ICSME 2025
Sun 7 - Fri 12 September 2025 Auckland, New Zealand

AI-generated code has become an integral part of the mainstream developer workflow today. However, in community-driven platforms like Stack Overflow (SO), where trust, authorship, and credibility are important, AI-generated content can raise concerns around AI plagiarism. While some recent studies have focused on detecting AI-generated code, they have mostly worked with large code samples from standard repositories and programming competitions. In contrast, code snippets on SO are often small and context-specific, making it much difficult for detection. Moreover, another aspect overlooked in prior studies concerns recognizing adversarially prompted AI-generated code deliberately crafted to resemble human-written code. To address these limitations, we have first introduced a large-scale dataset comprising 3500 pairs of SO and ChatGPT answers, along with a curated set of 4500 adversarially prompted AI responses. Next, we evaluate existing code language models over this newly curated dataset.

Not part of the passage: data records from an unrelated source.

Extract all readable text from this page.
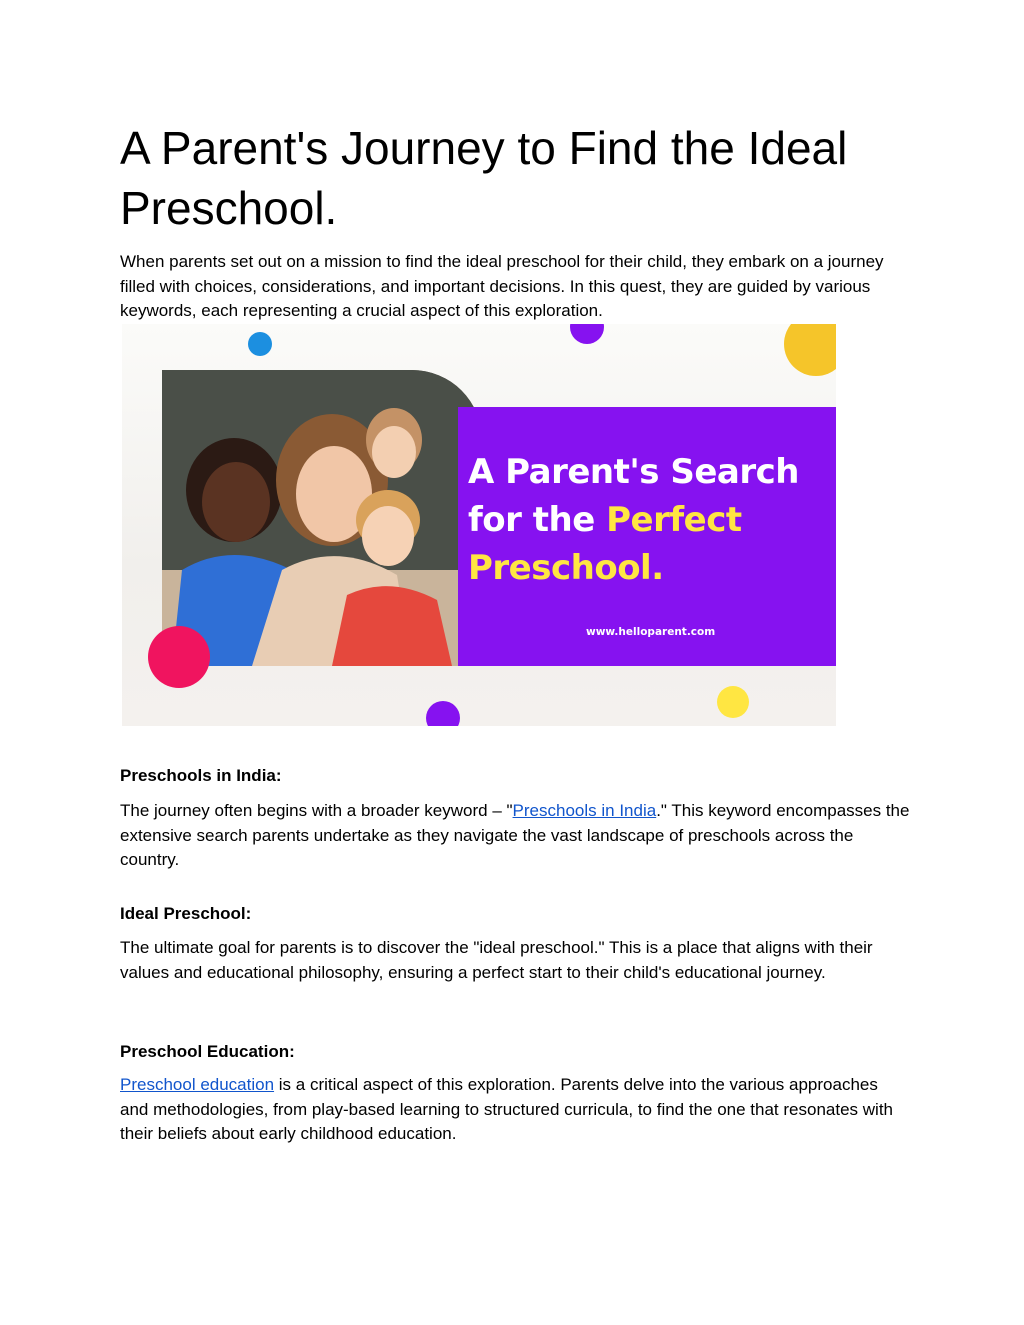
A Parent's Journey to Find the Ideal Preschool.

When parents set out on a mission to find the ideal preschool for their child, they embark on a journey filled with choices, considerations, and important decisions. In this quest, they are guided by various keywords, each representing a crucial aspect of this exploration.

A Parent's Search
for the Perfect
Preschool.
www.helloparent.com
Preschools in India:

The journey often begins with a broader keyword – "Preschools in India." This keyword encompasses the extensive search parents undertake as they navigate the vast landscape of preschools across the country.

Ideal Preschool:

The ultimate goal for parents is to discover the "ideal preschool." This is a place that aligns with their values and educational philosophy, ensuring a perfect start to their child's educational journey.

Preschool Education:

Preschool education is a critical aspect of this exploration. Parents delve into the various approaches and methodologies, from play-based learning to structured curricula, to find the one that resonates with their beliefs about early childhood education.
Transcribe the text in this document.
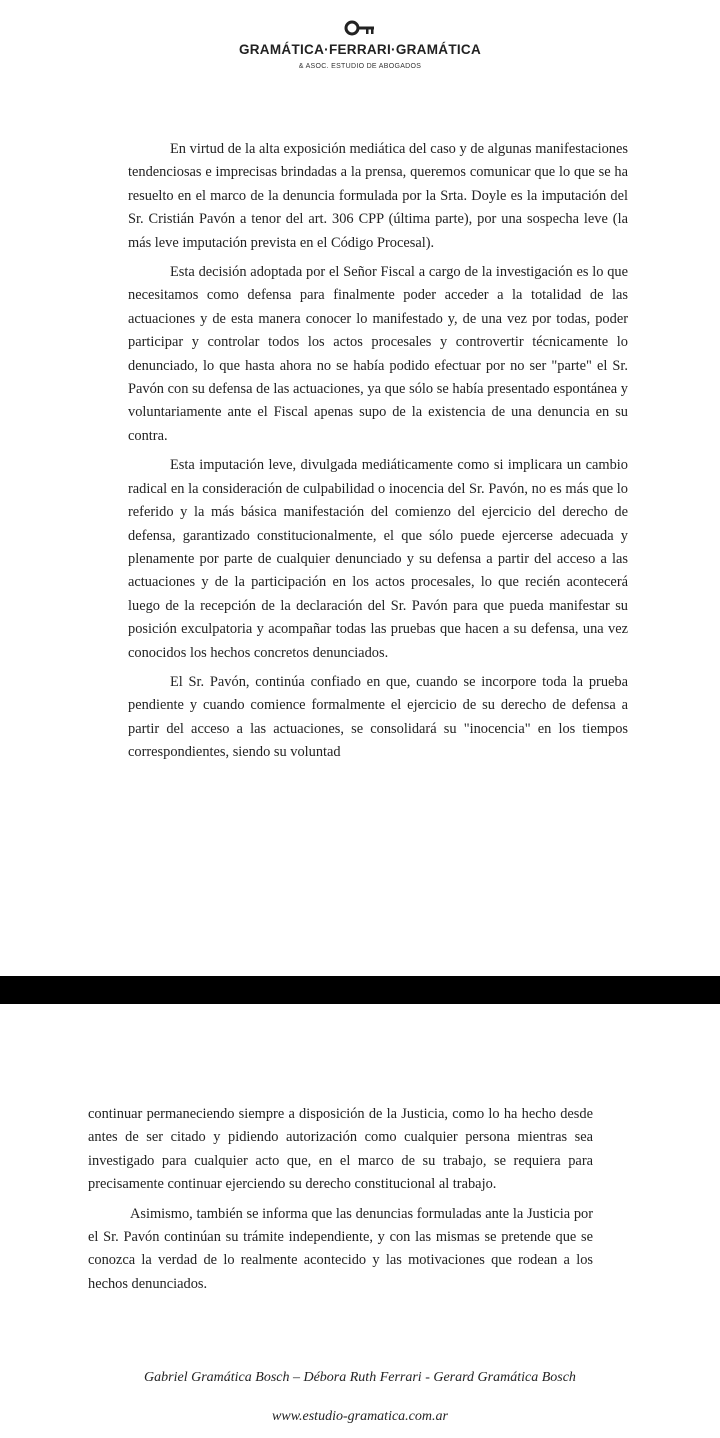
GRAMÁTICA·FERRARI·GRAMÁTICA
& ASOC. ESTUDIO DE ABOGADOS

En virtud de la alta exposición mediática del caso y de algunas manifestaciones tendenciosas e imprecisas brindadas a la prensa, queremos comunicar que lo que se ha resuelto en el marco de la denuncia formulada por la Srta. Doyle es la imputación del Sr. Cristián Pavón a tenor del art. 306 CPP (última parte), por una sospecha leve (la más leve imputación prevista en el Código Procesal).

Esta decisión adoptada por el Señor Fiscal a cargo de la investigación es lo que necesitamos como defensa para finalmente poder acceder a la totalidad de las actuaciones y de esta manera conocer lo manifestado y, de una vez por todas, poder participar y controlar todos los actos procesales y controvertir técnicamente lo denunciado, lo que hasta ahora no se había podido efectuar por no ser "parte" el Sr. Pavón con su defensa de las actuaciones, ya que sólo se había presentado espontánea y voluntariamente ante el Fiscal apenas supo de la existencia de una denuncia en su contra.

Esta imputación leve, divulgada mediáticamente como si implicara un cambio radical en la consideración de culpabilidad o inocencia del Sr. Pavón, no es más que lo referido y la más básica manifestación del comienzo del ejercicio del derecho de defensa, garantizado constitucionalmente, el que sólo puede ejercerse adecuada y plenamente por parte de cualquier denunciado y su defensa a partir del acceso a las actuaciones y de la participación en los actos procesales, lo que recién acontecerá luego de la recepción de la declaración del Sr. Pavón para que pueda manifestar su posición exculpatoria y acompañar todas las pruebas que hacen a su defensa, una vez conocidos los hechos concretos denunciados.

El Sr. Pavón, continúa confiado en que, cuando se incorpore toda la prueba pendiente y cuando comience formalmente el ejercicio de su derecho de defensa a partir del acceso a las actuaciones, se consolidará su "inocencia" en los tiempos correspondientes, siendo su voluntad

continuar permaneciendo siempre a disposición de la Justicia, como lo ha hecho desde antes de ser citado y pidiendo autorización como cualquier persona mientras sea investigado para cualquier acto que, en el marco de su trabajo, se requiera para precisamente continuar ejerciendo su derecho constitucional al trabajo.

Asimismo, también se informa que las denuncias formuladas ante la Justicia por el Sr. Pavón continúan su trámite independiente, y con las mismas se pretende que se conozca la verdad de lo realmente acontecido y las motivaciones que rodean a los hechos denunciados.

Gabriel Gramática Bosch – Débora Ruth Ferrari - Gerard Gramática Bosch
www.estudio-gramatica.com.ar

Our evaluation shows that existing models perform well on standard AI answers but fail to detect adversarial ones. Finally, to improve detection, we propose an ensemble approach combining stylometric features of code along with the code embeddings. Our approach shows consistent improvements across multiple models and improves generalization to adversarial prompted code. We release our full dataset to facilitate further research in this area.